I've handled this in a few different ways depending on what was "required" and what was "nice to have" in order to develop. As you've identified, sometimes you just don't care to spin up all the different parts and pieces to stand up the app so you can check a CSS fix. How you handle it depends on your environment.
Configuration to Use Existing Services
If you have a stable dev/test environment with the required services, it can be easy to just change your config file to use those services. Why turn on your own version of the API that hasn't changed in months when you can use the identical version on the dev server? This is predicated on the stability of such things and having access to use those services. Some services won't be available in such a way, so this may not work.
Another option would be to install IIS / Apache / etc locally and set up the appropriate services to just be ready all the time. So you never have to worry about starting them up every time you want to develop. They are just there waiting for you whenever you need them.
If you can't use existing services, if you have good dependency injection you can leverage that. Once we had to do some testing of a shopping cart web page. And we wanted to run automated tests that would have had to hit the payment gateway API just to get a response so the code could move on. But our CI server was silo-ed in such a way that we couldn't access those APIs. So we used some configuration and DI tricks to use some testing/mock payment API classes. (Since testing the 3rd party API wasn't the important part of the test, this was fine.) We just stubbed out a class that would return some "good enough" response for our code. If possible, you might be able to just stub out a mock authentication access service that just always returns a good response for development only.

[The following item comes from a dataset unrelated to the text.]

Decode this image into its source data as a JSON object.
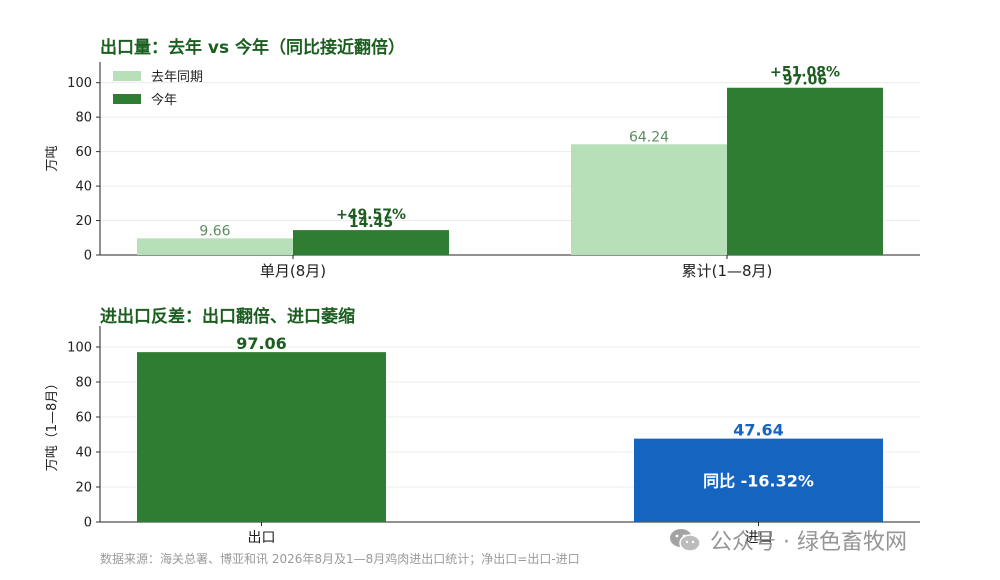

Make Standing Everything Up Easier
On other projects, mocking things with DI wasn't a viable option and there weren't really good options for using test/dev server services. In those instances we spent some time making setting everything up easier. On one project we set up a Docker container that we could start up that would start up all the little services we needed. One quick shell command, wait a bit for it to all start up and BAM, everything we needed. On another project, we just wrote a shell script to just start up the appropriate projects/websites/exes. This is the brute-force type of solution for where there just isn't a better alternative. It works when you can't leverage other techniques.